In Williams, plaintiff had his car shipped from Alaska to New Jersey by defendant. After he picked up the car, he discovered water damage in the trunk. Plaintiff sued in the Special Civil Part after efforts to amicably resolve the dispute failed. Plaintiff did not demand a jury trial in his complaint, but defendant did in its answer. At the pretrial conference, the trial court referred the parties to mediation, which was unsuccessful. Upon returning from mediation, defendant waived its jury demand. Plaintiff objected, but the trial court granted defendant's request.
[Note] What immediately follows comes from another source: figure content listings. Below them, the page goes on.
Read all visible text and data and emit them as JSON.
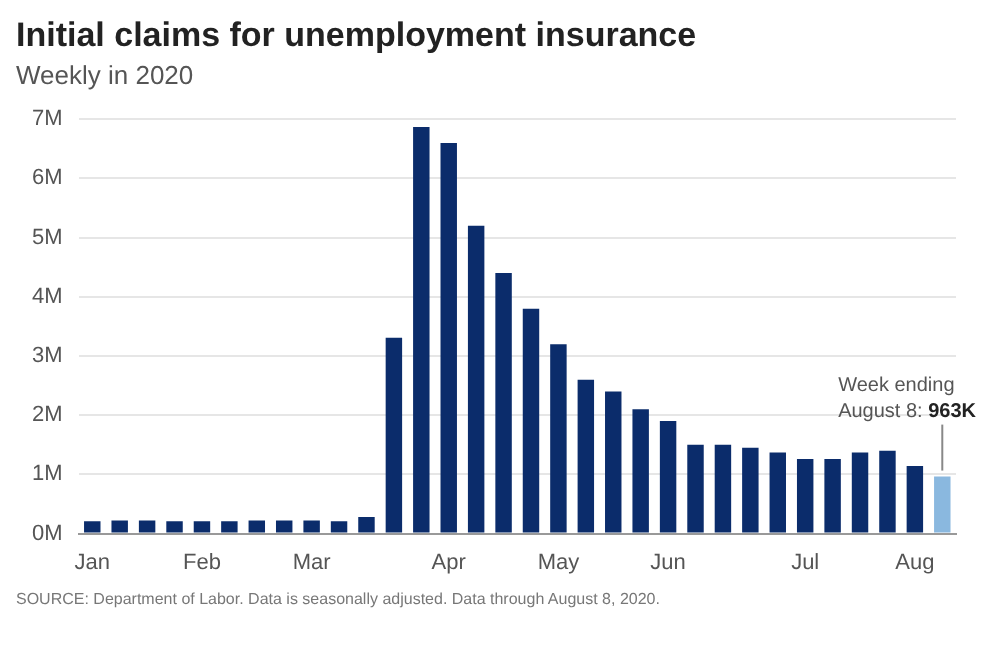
{
  "chart_data": {
    "type": "bar",
    "title": "Initial claims for unemployment insurance",
    "subtitle": "Weekly in 2020",
    "categories": [
      "Jan",
      null,
      null,
      null,
      "Feb",
      null,
      null,
      null,
      "Mar",
      null,
      null,
      null,
      null,
      "Apr",
      null,
      null,
      null,
      "May",
      null,
      null,
      null,
      "Jun",
      null,
      null,
      null,
      null,
      "Jul",
      null,
      null,
      null,
      "Aug",
      null
    ],
    "values": [
      0.21,
      0.22,
      0.22,
      0.21,
      0.21,
      0.21,
      0.22,
      0.22,
      0.22,
      0.21,
      0.28,
      3.31,
      6.87,
      6.6,
      5.2,
      4.4,
      3.8,
      3.2,
      2.6,
      2.4,
      2.1,
      1.9,
      1.5,
      1.5,
      1.45,
      1.37,
      1.26,
      1.26,
      1.37,
      1.4,
      1.14,
      0.963
    ],
    "colors": [
      "#0b2c6b",
      "#0b2c6b",
      "#0b2c6b",
      "#0b2c6b",
      "#0b2c6b",
      "#0b2c6b",
      "#0b2c6b",
      "#0b2c6b",
      "#0b2c6b",
      "#0b2c6b",
      "#0b2c6b",
      "#0b2c6b",
      "#0b2c6b",
      "#0b2c6b",
      "#0b2c6b",
      "#0b2c6b",
      "#0b2c6b",
      "#0b2c6b",
      "#0b2c6b",
      "#0b2c6b",
      "#0b2c6b",
      "#0b2c6b",
      "#0b2c6b",
      "#0b2c6b",
      "#0b2c6b",
      "#0b2c6b",
      "#0b2c6b",
      "#0b2c6b",
      "#0b2c6b",
      "#0b2c6b",
      "#0b2c6b",
      "#8ab8df"
    ],
    "value_labels": [
      null,
      null,
      null,
      null,
      null,
      null,
      null,
      null,
      null,
      null,
      null,
      null,
      null,
      null,
      null,
      null,
      null,
      null,
      null,
      null,
      null,
      null,
      null,
      null,
      null,
      null,
      null,
      null,
      null,
      null,
      null,
      "Week ending August 8: 963K"
    ],
    "ylim": [
      0,
      7
    ],
    "yticks": [
      {
        "value": 0,
        "label": "0M"
      },
      {
        "value": 1,
        "label": "1M"
      },
      {
        "value": 2,
        "label": "2M"
      },
      {
        "value": 3,
        "label": "3M"
      },
      {
        "value": 4,
        "label": "4M"
      },
      {
        "value": 5,
        "label": "5M"
      },
      {
        "value": 6,
        "label": "6M"
      },
      {
        "value": 7,
        "label": "7M"
      }
    ],
    "grid": "y",
    "legend": false,
    "annotations": [
      "SOURCE: Department of Labor. Data is seasonally adjusted. Data through August 8, 2020."
    ]
  }
}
In support of its decision, the trial court noted that plaintiff had violated Rule 4:25-7 by failing to make the requisite pretrial submissions. (Among other things, Rule 4:25-7 requires parties to submit proposed voir dire questions, jury instructions, and jury verdict forms.) The trial court held that it could deny plaintiff's request for a jury trial as a sanction for this failure. Therefore, the case proceeded to a bench trial, where the trial court found no merit to plaintiff's claims.

Plaintiff appealed and the Appellate Division reversed and remanded. It held that a jury demand can only be withdrawn by consent, even when only one party demanded a jury trial and that party seeks to withdraw the demand. It further explained that "a trial judge may impose sanctions, including striking the jury demand, on a party that fails to submit the requisite pretrial information," but that the trial court in Williams erred by "allowing a single party to unilaterally waive the jury demand."